Late Knight Thoughts, 1942
Charles Knight, who had begun his career as a dinosaur illustrator in the late 1890s, was still actively practicing his craft in the 1940s. In 1942 he authored a popular article for National Geographic Magazine, which he illustrated with new paintings that were apparently commissioned especially for this issue. These illustrations, which are the first of his to be printed in color, present quite a different style of dinosaur from the nimble, cavorting beasts of his early days. One painting shows a Protoceratops hunched over a clutch of eggs, while its mate stands stolidly watching. In another, a Styracosaurus is motionless in the foreground, while two Parasaurolophus individuals stand quietly in the distance. One illustration does show two Tyrannosaurus fighting, but it is a very placid kind of confrontation, a far cry from Knight's fighting Dryptosaurus of 1897 (see item 30).
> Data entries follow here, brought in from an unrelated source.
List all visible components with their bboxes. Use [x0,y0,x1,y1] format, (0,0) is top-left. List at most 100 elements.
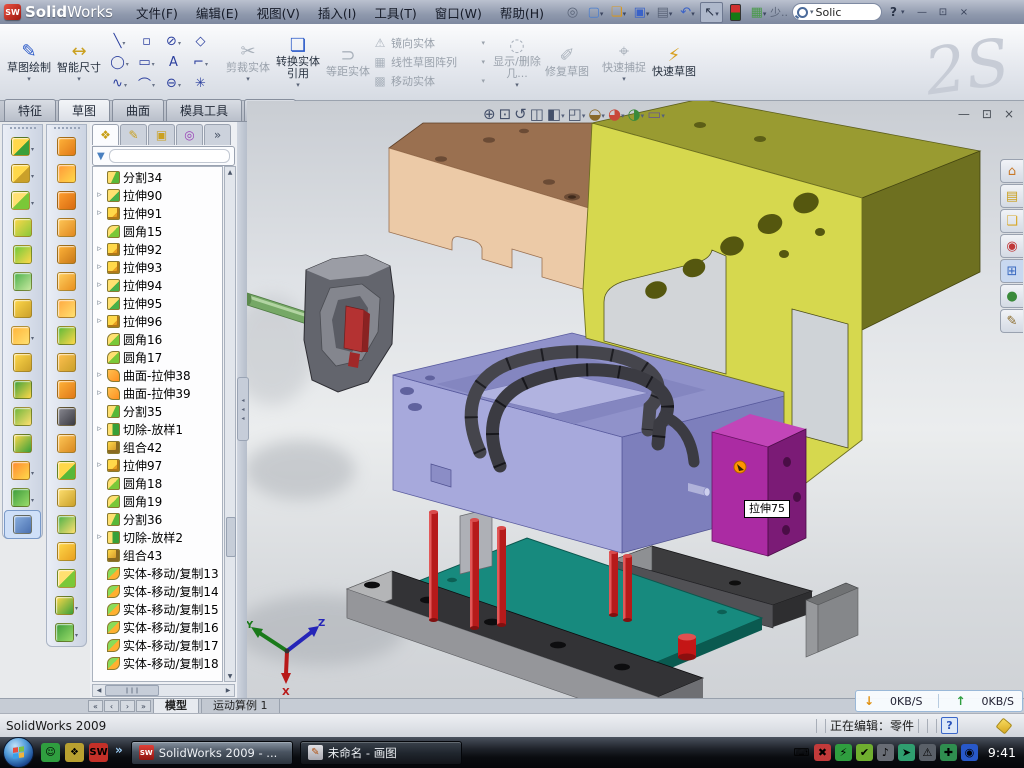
feature-tree-item[interactable]: 实体-移动/复制15 [93,600,222,618]
window-restore-button[interactable]: ⊡ [933,5,952,20]
doc-close-button[interactable]: × [1004,107,1014,121]
feature-tree-item[interactable]: 实体-移动/复制14 [93,582,222,600]
messenger-quicklaunch-icon[interactable]: ☺ [41,743,60,762]
expand-arrow-icon[interactable] [95,370,104,380]
tab-scroll-prev-button[interactable]: ‹ [104,700,119,712]
feature-tree-item[interactable]: 圆角16 [93,330,222,348]
smart-dimension-button[interactable]: ↔ 智能尺寸 ▾ [54,40,104,85]
feature-tree-item[interactable]: 分割35 [93,402,222,420]
panel-splitter[interactable]: ◂◂◂ [237,122,247,698]
expand-arrow-icon[interactable] [95,244,104,254]
expand-arrow-icon[interactable] [95,298,104,308]
expand-arrow-icon[interactable] [95,460,104,470]
feature-tree-item[interactable]: 拉伸94 [93,276,222,294]
feature-tree-item[interactable]: 拉伸90 [93,186,222,204]
mirror-entities-button[interactable]: ⚠镜向实体▾ [373,35,485,51]
expand-arrow-icon[interactable] [95,280,104,290]
feature-tree-item[interactable]: 实体-移动/复制13 [93,564,222,582]
feature-tree-item[interactable]: 实体-移动/复制16 [93,618,222,636]
feature-tree-item[interactable]: 圆角17 [93,348,222,366]
linear-sketch-pattern-button[interactable]: ▦线性草图阵列▾ [373,54,485,70]
expand-arrow-icon[interactable] [95,532,104,542]
feature-tree-item[interactable]: 组合43 [93,546,222,564]
scrollbar-thumb[interactable]: ❙❙❙ [105,685,159,696]
feature-tree-item[interactable]: 分割34 [93,168,222,186]
scroll-down-icon[interactable]: ▼ [225,671,235,681]
tab-scroll-first-button[interactable]: « [88,700,103,712]
tree-vertical-scrollbar[interactable]: ▲ ▼ [224,166,236,682]
tree-horizontal-scrollbar[interactable]: ◀ ❙❙❙ ▶ [92,684,235,697]
guard-tray-icon[interactable]: ⚡ [835,744,852,761]
quick-tips-button[interactable]: ? [941,717,958,734]
tag-icon[interactable] [996,717,1013,734]
doc-tab-model[interactable]: 模型 [153,698,199,713]
feature-tree-item[interactable]: 曲面-拉伸38 [93,366,222,384]
trim-entities-button[interactable]: ✂ 剪裁实体 ▾ [223,40,273,85]
taskbar-window-solidworks[interactable]: SW SolidWorks 2009 - ... [131,741,293,765]
feature-tree-item[interactable]: 曲面-拉伸39 [93,384,222,402]
tab-features[interactable]: 特征 [4,99,56,121]
feature-tree-item[interactable]: 拉伸96 [93,312,222,330]
feature-tree-item[interactable]: 圆角15 [93,222,222,240]
update-tray-icon[interactable]: ✔ [856,744,873,761]
graphics-viewport[interactable]: Y Z X ⊕⊡↺◫◧◰◒◕◑▭ —⊡× ⌂▤❏◉⊞●✎ 拉伸75 [247,101,1024,698]
sketch-caret-icon[interactable]: ▾ [27,75,31,83]
defender-tray-icon[interactable]: ✚ [940,744,957,761]
feature-tree-item[interactable]: 拉伸91 [93,204,222,222]
expand-arrow-icon[interactable] [95,316,104,326]
scroll-left-icon[interactable]: ◀ [93,687,105,694]
tab-scroll-last-button[interactable]: » [136,700,151,712]
download-tray-icon[interactable]: ◉ [961,744,978,761]
sync-tray-icon[interactable]: ➤ [898,744,915,761]
expand-arrow-icon[interactable] [95,262,104,272]
feature-tree-item[interactable]: 拉伸95 [93,294,222,312]
feature-tree-item[interactable]: 组合42 [93,438,222,456]
filter-input[interactable] [109,149,230,163]
feature-tree-item[interactable]: 拉伸92 [93,240,222,258]
sketch-button[interactable]: ✎ 草图绘制 ▾ [4,40,54,85]
rapid-sketch-button[interactable]: ⚡ 快速草图 [649,44,699,80]
feature-tree-item[interactable]: 切除-放样1 [93,420,222,438]
menu-file[interactable]: 文件(F) [127,0,187,25]
toolbar-overflow-label[interactable]: 少.. [770,4,788,20]
feature-tree-item[interactable]: 圆角19 [93,492,222,510]
expand-arrow-icon[interactable] [95,424,104,434]
splitter-handle[interactable]: ◂◂◂ [237,377,249,441]
security-quicklaunch-icon[interactable]: ❖ [65,743,84,762]
search-input[interactable] [814,5,864,20]
repair-sketch-button[interactable]: ✐ 修复草图 [542,44,592,80]
display-delete-relations-button[interactable]: ◌ 显示/删除几... ▾ [492,34,542,91]
expand-arrow-icon[interactable] [95,388,104,398]
help-button[interactable]: ? [886,5,901,19]
feature-tree-item[interactable]: 分割36 [93,510,222,528]
keyboard-tray-icon[interactable]: ⌨ [793,744,810,761]
feature-tree-item[interactable]: 切除-放样2 [93,528,222,546]
tree-filter-bar[interactable]: ▼ [92,146,235,166]
quick-launch-chevron-icon[interactable]: » [115,743,123,757]
antivirus-tray-icon[interactable]: ✖ [814,744,831,761]
start-button[interactable] [3,737,34,768]
menu-edit[interactable]: 编辑(E) [187,0,248,25]
menu-view[interactable]: 视图(V) [248,0,309,25]
help-caret-icon[interactable]: ▾ [901,8,905,16]
volume-tray-icon[interactable]: ♪ [877,744,894,761]
scroll-up-icon[interactable]: ▲ [225,167,235,177]
doc-tab-motion-study[interactable]: 运动算例 1 [201,698,280,713]
feature-tree-item[interactable]: 实体-移动/复制17 [93,636,222,654]
move-entities-button[interactable]: ▩移动实体▾ [373,73,485,89]
taskbar-window-paint[interactable]: ✎ 未命名 - 画图 [300,741,462,765]
expand-arrow-icon[interactable] [95,190,104,200]
search-box[interactable]: ▾ [792,3,882,21]
offset-entities-button[interactable]: ⊃ 等距实体 [323,44,373,80]
scrollbar-thumb[interactable] [226,517,236,557]
quick-snaps-button[interactable]: ⌖ 快速捕捉 ▾ [599,40,649,85]
convert-entities-button[interactable]: ❏ 转换实体引用 ▾ [273,34,323,91]
part-cam-block[interactable] [712,414,806,556]
menu-help[interactable]: 帮助(H) [491,0,553,25]
feature-tree-item[interactable]: 拉伸97 [93,456,222,474]
solidworks-quicklaunch-icon[interactable]: SW [89,743,108,762]
menu-tools[interactable]: 工具(T) [365,0,425,25]
window-minimize-button[interactable]: — [912,5,931,20]
window-close-button[interactable]: × [954,5,973,20]
feature-tree-item[interactable]: 实体-移动/复制18 [93,654,222,672]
Knight also painted a scene showing a herd of Diplodocus. In 1907 Knight had painted a Diplodocus rearing on its hind legs in search of food (see item 24). In the 1942 painting the animals are confined to the swamp, with one lone individual standing four-footed on land. The caption reads: "Harmless and stupid, the grotesque Diplodocus asked only to be left in peace." The image of the dinosaur as a slow and brainless behemoth, a view that would come to dominate popular perceptions of dinosaurs at midcentury, was here beginning to emerge.
We are not able to show any of the illustrations from this article in our online exhibit, because the National Geographic Society requested a fee that was prohibitive, given our budget for this project. However, the volume in which the image appears is available in our collection.
Image source: Knight, Charles R. "Parade of life through the ages," in: National Geographic Magazine, vol. 81, no. 2 (February 1942), pp. 141-184. This work was on display in the original exhibition as item 46.